Üsküdar’daki 700 yıllık bostanın ağaçları kesilirken müdahale etmek için yakındaki evinden olay mahalline koşan semt sakini kadın “buraya tesis kuracaklar. Biz bilmez miyiz masa sandalye atıp burada oturmayı” diyorsa; Taksim’in 1 Mayıs’a yasaklanması konusunda televizyonda görüşü sorulan bir yurttaş “hükümet her yerin sahibi değil, onun görevi eylemin güvenliğini sağlamak, sağlayamıyorsa bıraksın, sağlayacak olan gelsin” diye konuşuyorsa mekân mücadelesinin aynı zamanda bir hak ve var olma iddiası olduğu içselleşmiş demektir. Kentine, yaşam alanlarına, semtine, koltuğuna sahip çıkıyor artık insanlar.
Tayyip Erdoğan’ın, Leman’ın kapağındaki karikatürde olduğu gibi erkeği, kadını, emekçiyi, hukuku, futbolcuyu, genci, çocuğu daracık bir alana sıkıştıracak biçimde bacaklarını açıp oturmasının sonuçları bunlar. Özgürlük alanları daralıp gündelik hayat kıskaca alınırken yaşamın her ortamını bir mücadele alanı haline getirecek biçimde demokratik beklenti arttıkça devletin ters V biçiminde açılan ayaklarına insanlar ayar çekme ihtiyacı hissediyor. Edirne’de iş makinalarının önüne oturarak semt parkını kurtaran 75 yaşındaki Kıymet teyzenin ayarı da bu yüzden çok değerli. HES’lere ve nükleer santrale karşı, köyünü deresini ve doğasını korumak için direnen Karadeniz köylülerinin mücadelesi de.

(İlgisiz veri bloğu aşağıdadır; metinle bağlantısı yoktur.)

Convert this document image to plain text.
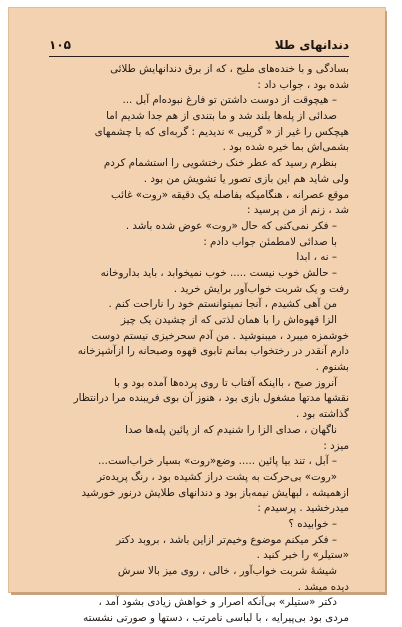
دندانهای طلا
۱۰۵
بسادگی و با خنده‌های ملیح ، که از برق دندانهایش طلائی
شده بود ، جواب داد :
– هیچوقت از دوست داشتن تو فارغ نبوده‌ام آبل ...
صدائی از پله‌ها بلند شد و ما بتندی از هم جدا شدیم اما
هیچکس را غیر از « گریبی » ندیدیم : گربه‌ای که با چشمهای
بشمی‌اش بما خیره شده بود .
بنظرم رسید که عطر خنک رختشویی را استشمام کردم
ولی شاید هم این بازی تصور یا تشویش من بود .
موقع عصرانه ، هنگامیکه بفاصله یک دقیقه «روت» غائب
شد ، زنم از من پرسید :
– فکر نمی‌کنی که حال «روت» عوض شده باشد .
با صدائی لامطمئن جواب دادم :
– نه ، ابدا
– حالش خوب نیست ..... خوب نمیخوابد ، باید بداروخانه
رفت و یک شربت خواب‌آور برایش خرید .
من آهی کشیدم ، آنجا نمیتوانستم خود را ناراحت کنم .
الزا قهوه‌اش را با همان لذتی که از چشیدن یک چیز
خوشمزه میبرد ، میبنوشید . من آدم سحرخیزی نیستم دوست
دارم آنقدر در رختخواب بمانم تابوی قهوه وصبحانه را ازآشپزخانه
بشنوم .
آنروز صبح ، بااینکه آفتاب تا روی پرده‌ها آمده بود و با
نقشها مدتها مشغول بازی بود ، هنوز آن بوی فریبنده مرا درانتظار
گذاشته بود .
ناگهان ، صدای الزا را شنیدم که از پائین پله‌ها صدا
میزد :
– آبل ، تند بیا پائین ..... وضع«روت» بسیار خراب‌است...
«روت» بی‌حرکت به پشت دراز کشیده بود ، رنگ پریده‌تر
ازهمیشه ، لبهایش نیمه‌باز بود و دندانهای طلایش درنور خورشید
میدرخشید . پرسیدم :
– خوابیده ؟
– فکر میکنم موضوع وخیم‌تر ازاین باشد ، بروبد دکتر
«ستیلر» را خبر کنید .
شیشهٔ شربت خواب‌آور ، خالی ، روی میز بالا سرش
دیده میشد .
دکتر «ستیلر» بی‌آنکه اصرار و خواهش زیادی بشود آمد ،
مردی بود بی‌پیرایه ، با لباسی نامرتب ، دستها و صورتی نشسته
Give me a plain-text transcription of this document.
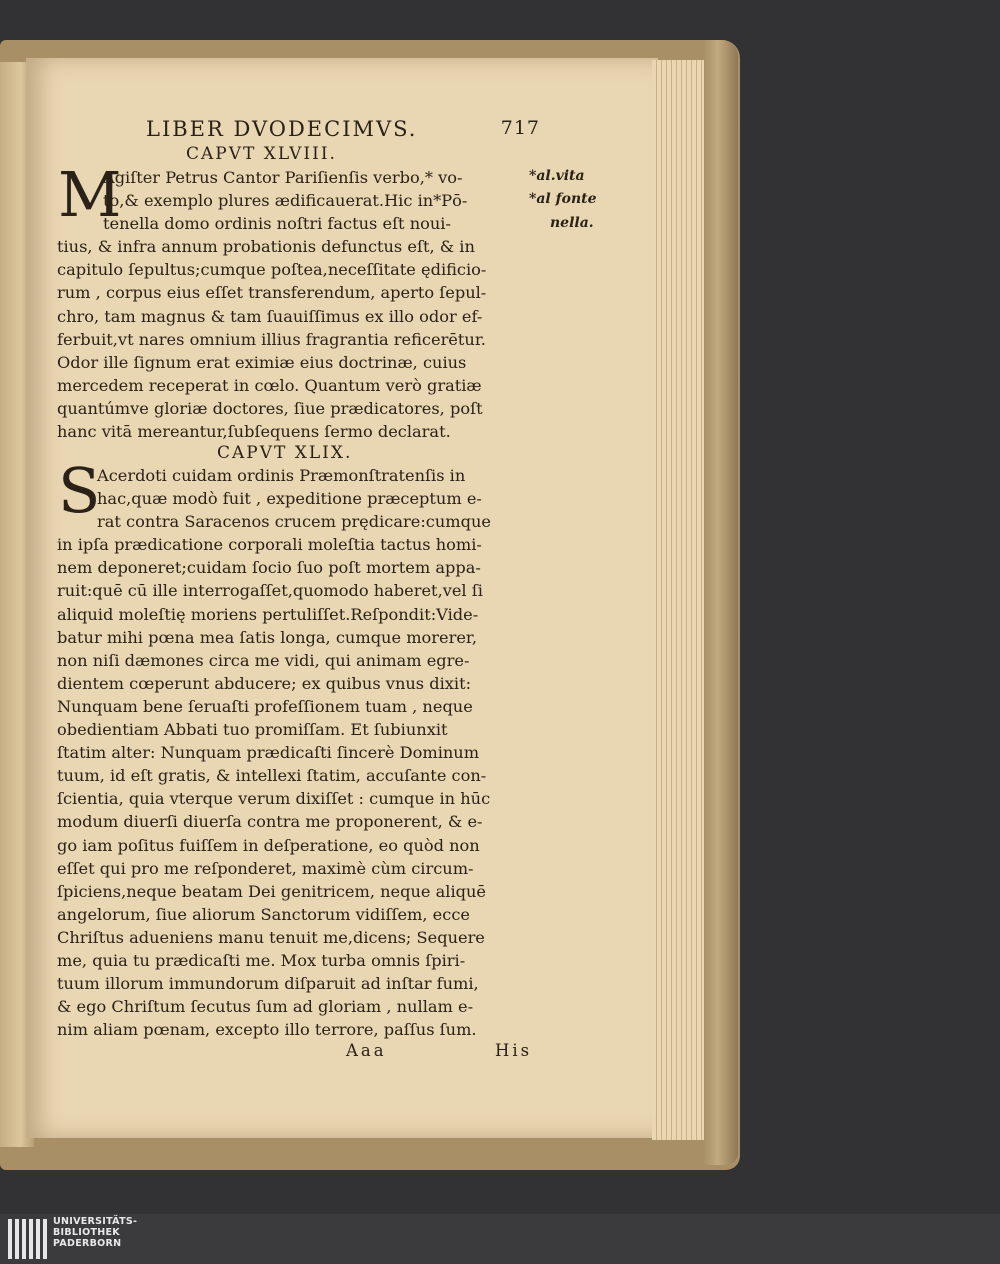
LIBER DVODECIMVS.	717
CAPVT XLVIII.
M
Agiſter Petrus Cantor Pariſienſis verbo,* vo-
to,& exemplo plures ædificauerat.Hic in*Pō-
tenella domo ordinis noſtri factus eſt noui-
tius, & infra annum probationis defunctus eſt, & in
capitulo ſepultus;cumque poſtea,neceſſitate ędificio-
rum , corpus eius eſſet transferendum, aperto ſepul-
chro, tam magnus & tam ſuauiſſimus ex illo odor ef-
ferbuit,vt nares omnium illius fragrantia reficerētur.
Odor ille ſignum erat eximiæ eius doctrinæ, cuius
mercedem receperat in cœlo. Quantum verò gratiæ
quantúmve gloriæ doctores, ſiue prædicatores, poſt
hanc vitā mereantur,ſubſequens ſermo declarat.
*al.vita
*al fonte
nella.
CAPVT XLIX.
S
Acerdoti cuidam ordinis Præmonſtratenſis in
hac,quæ modò fuit , expeditione præceptum e-
rat contra Saracenos crucem prędicare:cumque
in ipſa prædicatione corporali moleſtia tactus homi-
nem deponeret;cuidam ſocio ſuo poſt mortem appa-
ruit:quē cū ille interrogaſſet,quomodo haberet,vel ſi
aliquid moleſtię moriens pertuliſſet.Reſpondit:Vide-
batur mihi pœna mea ſatis longa, cumque morerer,
non niſi dæmones circa me vidi, qui animam egre-
dientem cœperunt abducere; ex quibus vnus dixit:
Nunquam bene ſeruaſti profeſſionem tuam , neque
obedientiam Abbati tuo promiſſam. Et ſubiunxit
ſtatim alter: Nunquam prædicaſti ſincerè Dominum
tuum, id eſt gratis, & intellexi ſtatim, accuſante con-
ſcientia, quia vterque verum dixiſſet : cumque in hūc
modum diuerſi diuerſa contra me proponerent, & e-
go iam poſitus fuiſſem in deſperatione, eo quòd non
eſſet qui pro me reſponderet, maximè cùm circum-
ſpiciens,neque beatam Dei genitricem, neque aliquē
angelorum, ſiue aliorum Sanctorum vidiſſem, ecce
Chriſtus adueniens manu tenuit me,dicens; Sequere
me, quia tu prædicaſti me. Mox turba omnis ſpiri-
tuum illorum immundorum diſparuit ad inſtar fumi,
& ego Chriſtum ſecutus ſum ad gloriam , nullam e-
nim aliam pœnam, excepto illo terrore, paſſus ſum.
Aaa	His
UNIVERSITÄTS-
BIBLIOTHEK
PADERBORN
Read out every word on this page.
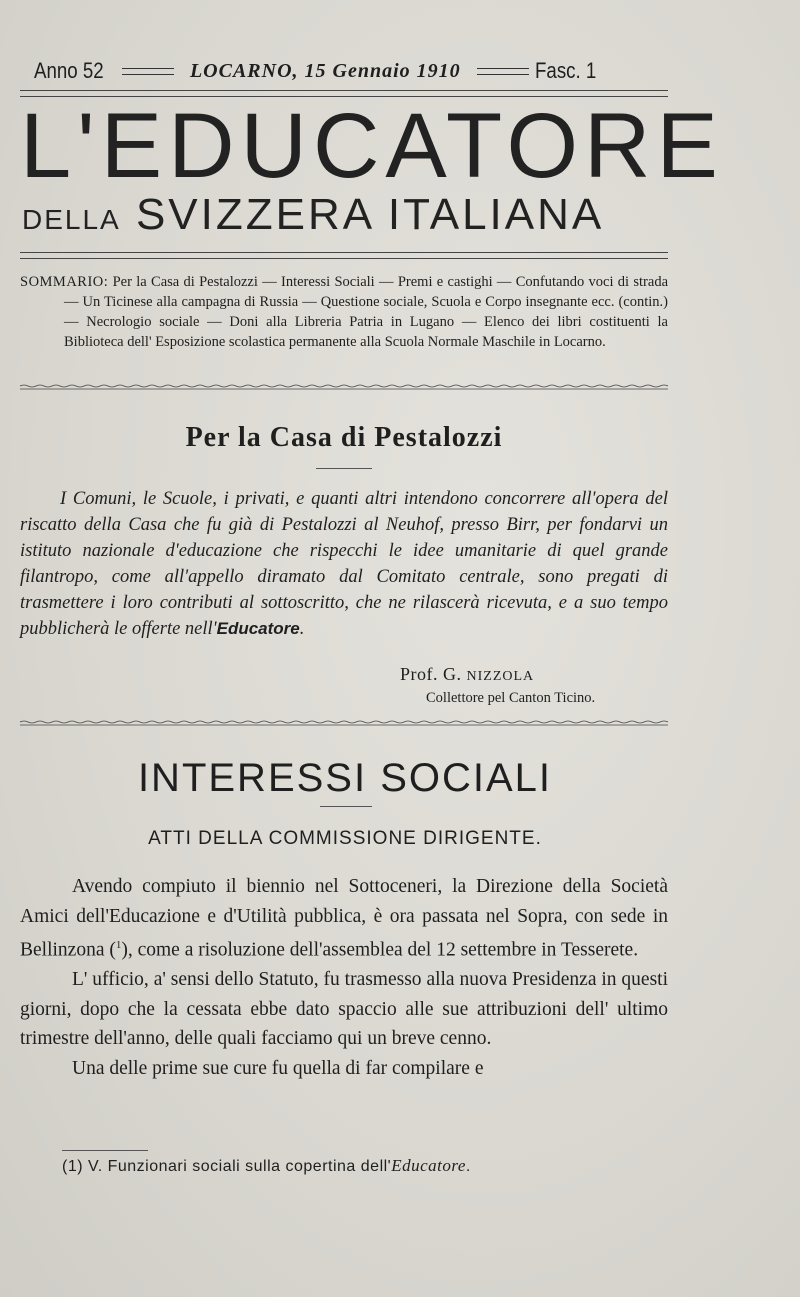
Anno 52	LOCARNO, 15 Gennaio 1910	Fasc. 1
L'EDUCATORE
DELLA SVIZZERA ITALIANA
SOMMARIO: Per la Casa di Pestalozzi — Interessi Sociali — Premi e castighi — Confutando voci di strada — Un Ticinese alla campagna di Russia — Questione sociale, Scuola e Corpo insegnante ecc. (contin.) — Necrologio sociale — Doni alla Libreria Patria in Lugano — Elenco dei libri costituenti la Biblioteca dell' Esposizione scolastica permanente alla Scuola Normale Maschile in Locarno.
Per la Casa di Pestalozzi
I Comuni, le Scuole, i privati, e quanti altri intendono concorrere all'opera del riscatto della Casa che fu già di Pestalozzi al Neuhof, presso Birr, per fondarvi un istituto nazionale d'educazione che rispecchi le idee umanitarie di quel grande filantropo, come all'appello diramato dal Comitato centrale, sono pregati di trasmettere i loro contributi al sottoscritto, che ne rilascerà ricevuta, e a suo tempo pubblicherà le offerte nell'Educatore.
Prof. G. NIZZOLA
Collettore pel Canton Ticino.
INTERESSI SOCIALI
ATTI DELLA COMMISSIONE DIRIGENTE.

Avendo compiuto il biennio nel Sottoceneri, la Direzione della Società Amici dell'Educazione e d'Utilità pubblica, è ora passata nel Sopra, con sede in Bellinzona ($^1$), come a risoluzione dell'assemblea del 12 settembre in Tesserete.

L' ufficio, a' sensi dello Statuto, fu trasmesso alla nuova Presidenza in questi giorni, dopo che la cessata ebbe dato spaccio alle sue attribuzioni dell' ultimo trimestre dell'anno, delle quali facciamo qui un breve cenno.

Una delle prime sue cure fu quella di far compilare e

(1) V. Funzionari sociali sulla copertina dell'Educatore.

Bütün maruz kalanlar aynı dilden konuşuyor aslında. Her kim ki ezilenlerin, kadınların, çocukların hakkına tecavüz ederek mekâna kaykılıyorsa “topla bacaklarını” diyen bir bilinç var karşısında artık. Kadınlar, erkek egemenliğinin beden diline sinmiş görünümüne karşı başlattıkları kampanya ile aslında şimdiye kadar olan biteni de tanımlamış oldular; açılmış bacaklardan, kaykılmış bedenlerden, sömürücünün pervasızlığından rahatsız olanlara tercüman oldular.
Yarın 1 Mayıs, emeğimize, yaşamımıza, aşımıza tasallut edenlere bir kez daha: “Topla bacaklarını” diyeceğiz. Kutlu olsun.